I sat in my dining room contemplating this, wondering if my experience working in a warehouse or gas station had qualified me for military duty. Wondering if maybe my years of volunteering as a baseball coach had shown enough leadership to get me recruited by some far off and (if they really did want to recruit me) backward nation.

Finally I decided to call the number the man had left me in the voicemail.

“Hello this is Derek, just returning your call about a job interview.”

“Ah yes, yes, yes, Derek.” He said in his best Boris and Natasha impression.

“When can you come in for an interview Derek?

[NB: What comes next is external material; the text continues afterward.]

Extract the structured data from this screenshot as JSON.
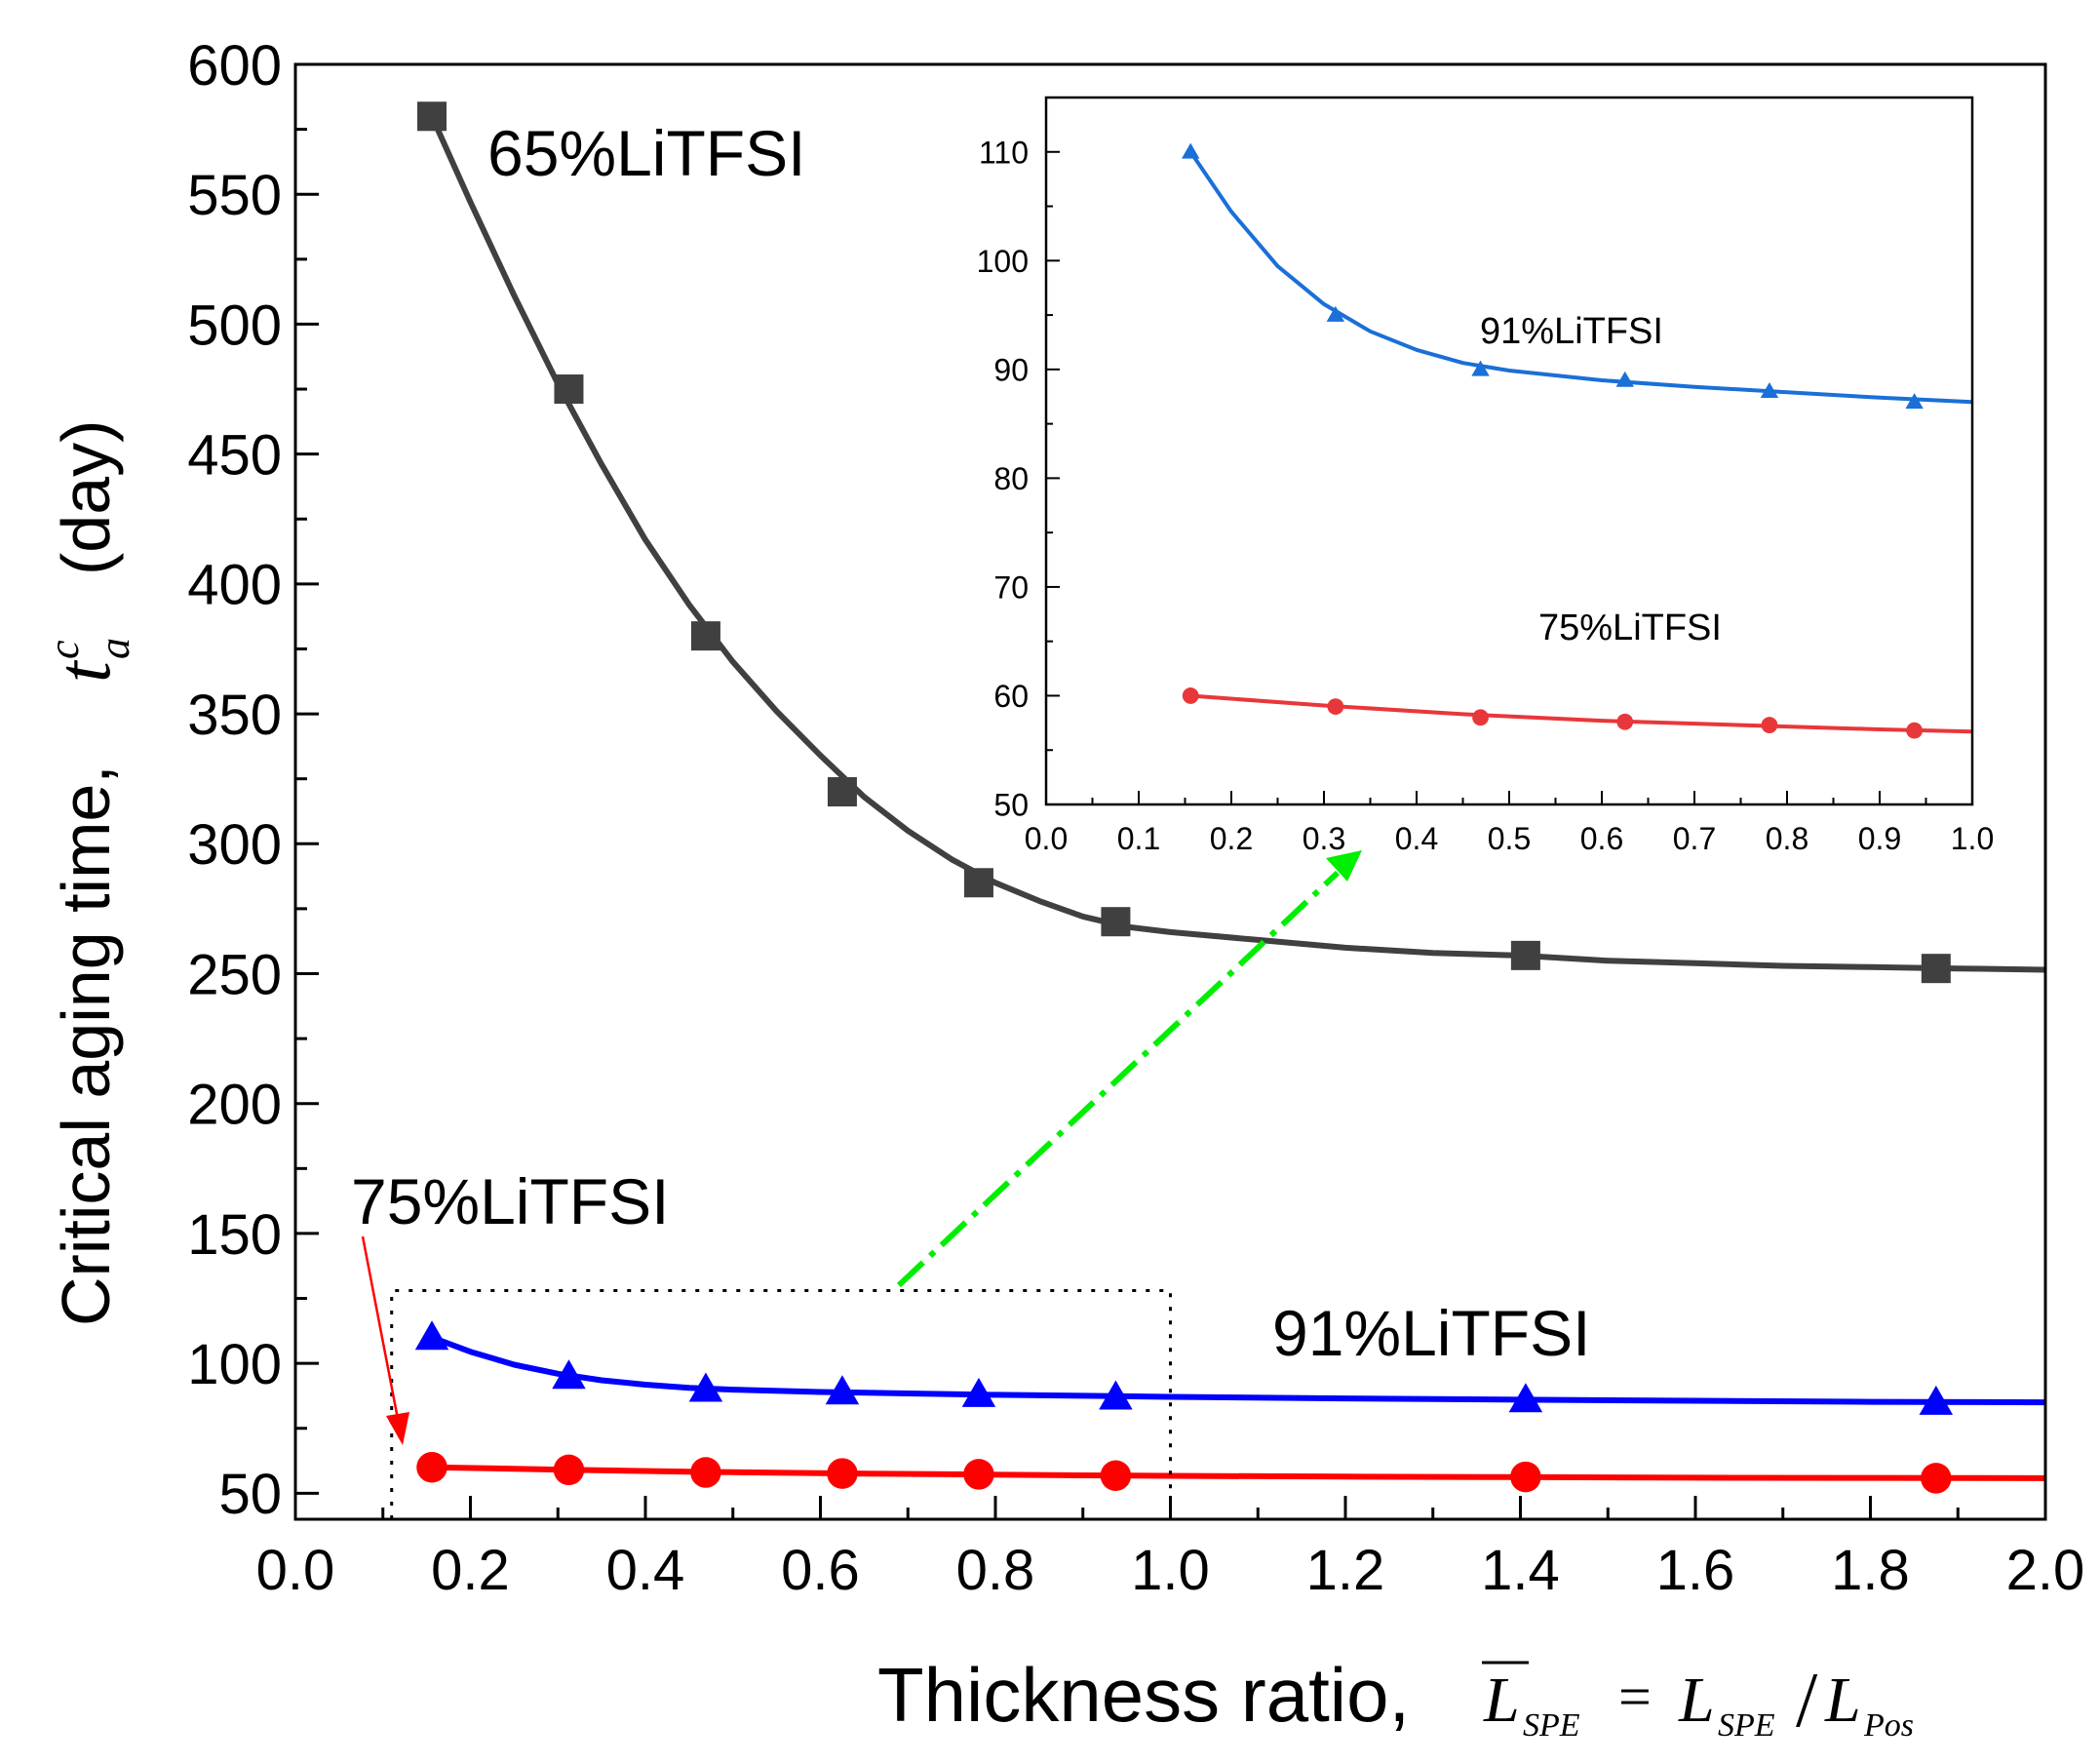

I think you live kind of far away, hopefully getting here is no problem?”

I said it would be no problem, beginning to contemplate how many stopovers it’d take to get to Turkmenistan.

“What um, what like, you know, how… um, I guess basically… what sort of tasks would be involved in this job?”

I tried to figure out how to get to the bottom of all this, preferably before I was sliding on a Ukrainian navy uniform.

Lot of training first of all, cleaning the work station, once training is done you’ll start taking on more tasks.”

This wasn’t making it sound any less likely I’d be saluting the Estonian flag soon.

“What sort of training?”

“Huh?”

“Like what are you training me to do?”

I waited for the inevitable “kill capitalist scum,” but it never came.

“What do we do? Do you not know missile ship?” The man laughed.

“Yes I know, I just don’t know, what to expect I guess.”

“It’s missile ship! Missile ship! Mr. Ship.”

Mr. Ship? I let this slide as a slip up due to accent.

“I’m sorry I just don’t know what to expect, I don’t know what I am getting myself into and I am feeling a little uncomfortable,” I said.

“Look Derek, maybe you just aren’t right for Mr. Sub.”

“Wait, what?”

A click came on the other end of the phone.

“Mr. Sub? Mr. Sub? Were you talking about the submarine sandwich Mr. Sub?”

It was too late.

Once again I had ensured my dad would have at least one reason to say, “remember what happened last year?”